Las calaveras no dejaban lugar a dudas ahora que reparaban en los detalles. Los despojos, cubiertos por las tempranas nieves, apenas envueltos en harapos que las bestias habían dispersado tras devorar los restos humanos. Wigald descubrió los restos de un carruaje, pasto de las llamas. Sin esperar demasiado, Widukind ordenó continuar, considerando una pérdida de tiempo entretenerse con el hallazgo.
Más adelante, los habitantes de un poblado próximo a Wehsigo los recibieron sin gran gloria. Parecían hombres y mujeres asustados. Les confirmaron lo sucedido, y les refirieron cómo bandas de jóvenes sajones dieron muerte a unos misioneros cristianos.
—Iban al sur —dijo un hombre de rostro desgastado.
—También nosotros vamos allí —respondió Widukind.
El campesino miró el incierto horizonte.
—¿No buscarás Sigisburg…? Pues está en guerra. Muchos jóvenes ya fueron allí para unirse.
El duque no necesitó oír más para movilizarse y renunció al descanso nocturno. Sabía que estaban a un día de marcha ininterrumpida de Sigisburg. Los señores de aquella región, dominados por el pacto de Ulmo, encontraban su centro en Sigisburg, pero tras la Masacre de Fardium una mayoría decidió no seguirle al norte, y se habían precipitado hacia el sur. Mientras él sembraba la venganza en Wigmodia, otros perdían la paciencia en el sur de Westfalia.
Widukind sabía que la lucha contra la evangelización ya era encarnizada. También había escuchado historias de viajeros, quienes contaban cómo los francos imponían sus penas a cuantos se negaban a abandonar los cultos paganos sin abrazar la fe cristiana. La Masacre de Fardium sólo había sido el toque a rebato, el principio de la imposición de un castigo.
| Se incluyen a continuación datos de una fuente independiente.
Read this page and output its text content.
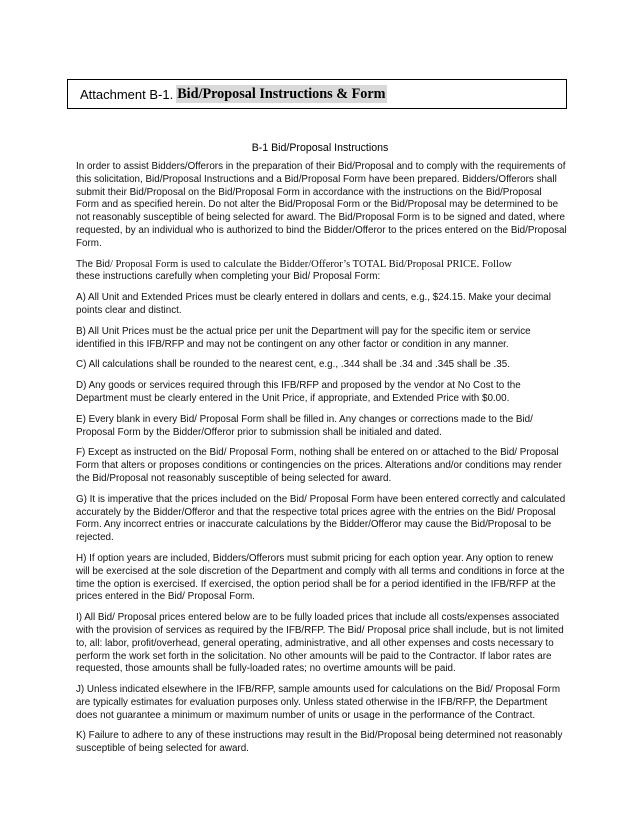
Attachment B-1. Bid/Proposal Instructions & Form
B-1 Bid/Proposal Instructions

In order to assist Bidders/Offerors in the preparation of their Bid/Proposal and to comply with the requirements of this solicitation, Bid/Proposal Instructions and a Bid/Proposal Form have been prepared. Bidders/Offerors shall submit their Bid/Proposal on the Bid/Proposal Form in accordance with the instructions on the Bid/Proposal Form and as specified herein. Do not alter the Bid/Proposal Form or the Bid/Proposal may be determined to be not reasonably susceptible of being selected for award. The Bid/Proposal Form is to be signed and dated, where requested, by an individual who is authorized to bind the Bidder/Offeror to the prices entered on the Bid/Proposal Form.

The Bid/ Proposal Form is used to calculate the Bidder/Offeror’s TOTAL Bid/Proposal PRICE. Follow
these instructions carefully when completing your Bid/ Proposal Form:

A) All Unit and Extended Prices must be clearly entered in dollars and cents, e.g., $24.15. Make your decimal points clear and distinct.

B) All Unit Prices must be the actual price per unit the Department will pay for the specific item or service identified in this IFB/RFP and may not be contingent on any other factor or condition in any manner.

C) All calculations shall be rounded to the nearest cent, e.g., .344 shall be .34 and .345 shall be .35.

D) Any goods or services required through this IFB/RFP and proposed by the vendor at No Cost to the Department must be clearly entered in the Unit Price, if appropriate, and Extended Price with $0.00.

E) Every blank in every Bid/ Proposal Form shall be filled in. Any changes or corrections made to the Bid/ Proposal Form by the Bidder/Offeror prior to submission shall be initialed and dated.

F) Except as instructed on the Bid/ Proposal Form, nothing shall be entered on or attached to the Bid/ Proposal Form that alters or proposes conditions or contingencies on the prices. Alterations and/or conditions may render the Bid/Proposal not reasonably susceptible of being selected for award.

G) It is imperative that the prices included on the Bid/ Proposal Form have been entered correctly and calculated accurately by the Bidder/Offeror and that the respective total prices agree with the entries on the Bid/ Proposal Form. Any incorrect entries or inaccurate calculations by the Bidder/Offeror may cause the Bid/Proposal to be rejected.

H) If option years are included, Bidders/Offerors must submit pricing for each option year. Any option to renew will be exercised at the sole discretion of the Department and comply with all terms and conditions in force at the time the option is exercised. If exercised, the option period shall be for a period identified in the IFB/RFP at the prices entered in the Bid/ Proposal Form.

I) All Bid/ Proposal prices entered below are to be fully loaded prices that include all costs/expenses associated with the provision of services as required by the IFB/RFP. The Bid/ Proposal price shall include, but is not limited to, all: labor, profit/overhead, general operating, administrative, and all other expenses and costs necessary to perform the work set forth in the solicitation. No other amounts will be paid to the Contractor. If labor rates are requested, those amounts shall be fully-loaded rates; no overtime amounts will be paid.

J) Unless indicated elsewhere in the IFB/RFP, sample amounts used for calculations on the Bid/ Proposal Form are typically estimates for evaluation purposes only. Unless stated otherwise in the IFB/RFP, the Department does not guarantee a minimum or maximum number of units or usage in the performance of the Contract.

K) Failure to adhere to any of these instructions may result in the Bid/Proposal being determined not reasonably susceptible of being selected for award.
Se recordaría durante años, siglos, esa brutal penitencia, pero nadie anotaría los nombres de miles de sajones asesinados como resultado de las leyes de Carlomagno. Ya en guerra, los francos no reconocían el hecho y llamaban a las batallas, revueltas, y a los sajones, sólo rebeldes. No aceptaban Sajonia porque no era una unidad de ningún tipo, sino un territorio sometido sin capacidad de defenderse ante una invasión que también portaba nuevos castigos para las tradiciones paganas.
Al mismo tiempo, por todas partes surgían grupos rebeldes desorganizados que, mientras no hubiese hordas en guerra ante los ejércitos carolingios, se agrupaban en una vida agreste y combativa para asestar golpes traidores a los francos desprevenidos y las misiones evangelizadoras.